Todd Wolfson: I think the first strategy for us was to step back and actually think about the whole working community at Rutgers. Rutgers is a big university with about 30,000 workers— 25,000 union, spread across 20 different unions. And when the pandemic hit, the university, as it always has, as all our bosses do, aim[ed] to split the workers by attacking the more vulnerable parts of the workforce, which were disproportionately women and people of color. And historically, Rutgers has done this. Historically, all the institutions we’re fighting against aim to do this. And so, for us at that moment, what we realized was, we had to build more of a wall-to-wall or industrial vision of what should happen at Rutgers.
We realized that we had to step back and create a vision and platform that was for all workers.
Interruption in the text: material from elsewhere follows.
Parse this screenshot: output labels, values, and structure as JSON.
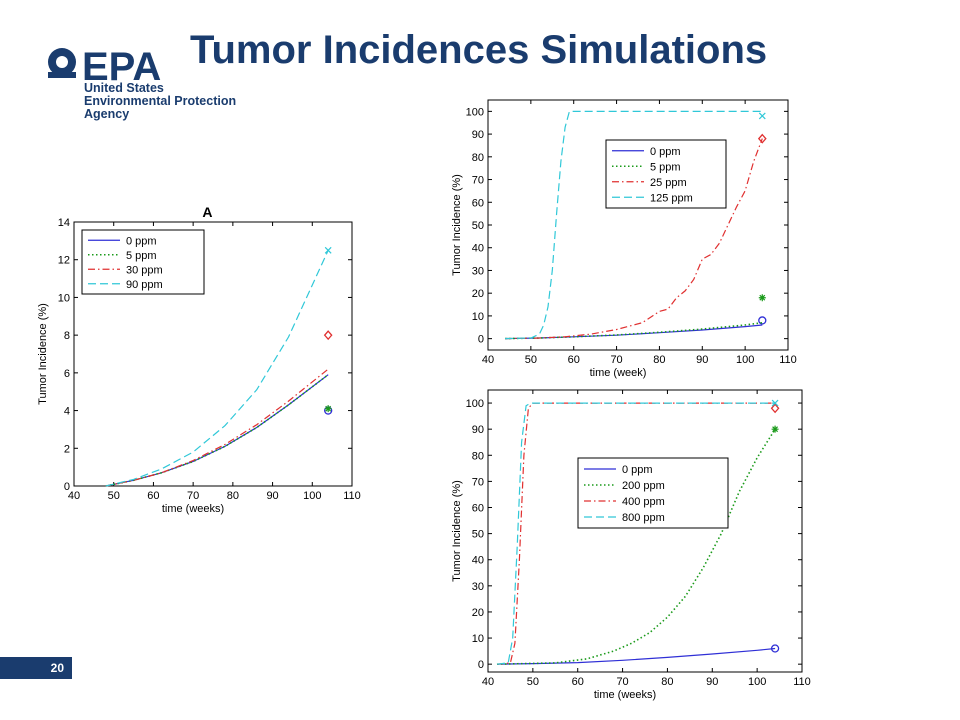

And before we could even think about what to do with the community, we had to think about what needs to happen among this massively diverse workforce with dining staff, coaches, counselors, postdocs, grad workers, 50,000 undergrads, and then faculty of the full-time and part-time variant, et cetera. And we realized that we had to step back and create a vision and platform that was for all workers. And what that meant was demanding that the most privileged of the workforce sacrifice during a moment of crisis to safeguard the needs of the most vulnerable, which were the ones that the university aim[ed] to ride the pandemic out on.
And so that’s how we approached it. We created a people-centered approach to the pandemic, which really asked faculty to consider a workshare program, which is like a furlough, but you make [it] back; you get made whole both by the federal COVID programs and by state programs. But in doing this furlough program, we were making savings [that is, saving the university money], and we demanded that they don’t lay folks off with that money, and particularly, don’t lay off our staff that have been serving us meals, cleaning students’ rooms, et cetera, et cetera, for decades upon decades. And I think in shifting towards that: one, we were able to fight back much more effectively than any one sector of workers in the university would have been able to do. And two, it helped us realize the power when we think wall-to-wall or industrial versus thinking about craft—at least in the university setting, where we’re all geographically located in one place.
And so that really was a shift for us in thinking about what is to be done. And it’s changed how we approach organizing at the university—and, also, what we think needs to happen at higher ed institutions across the country.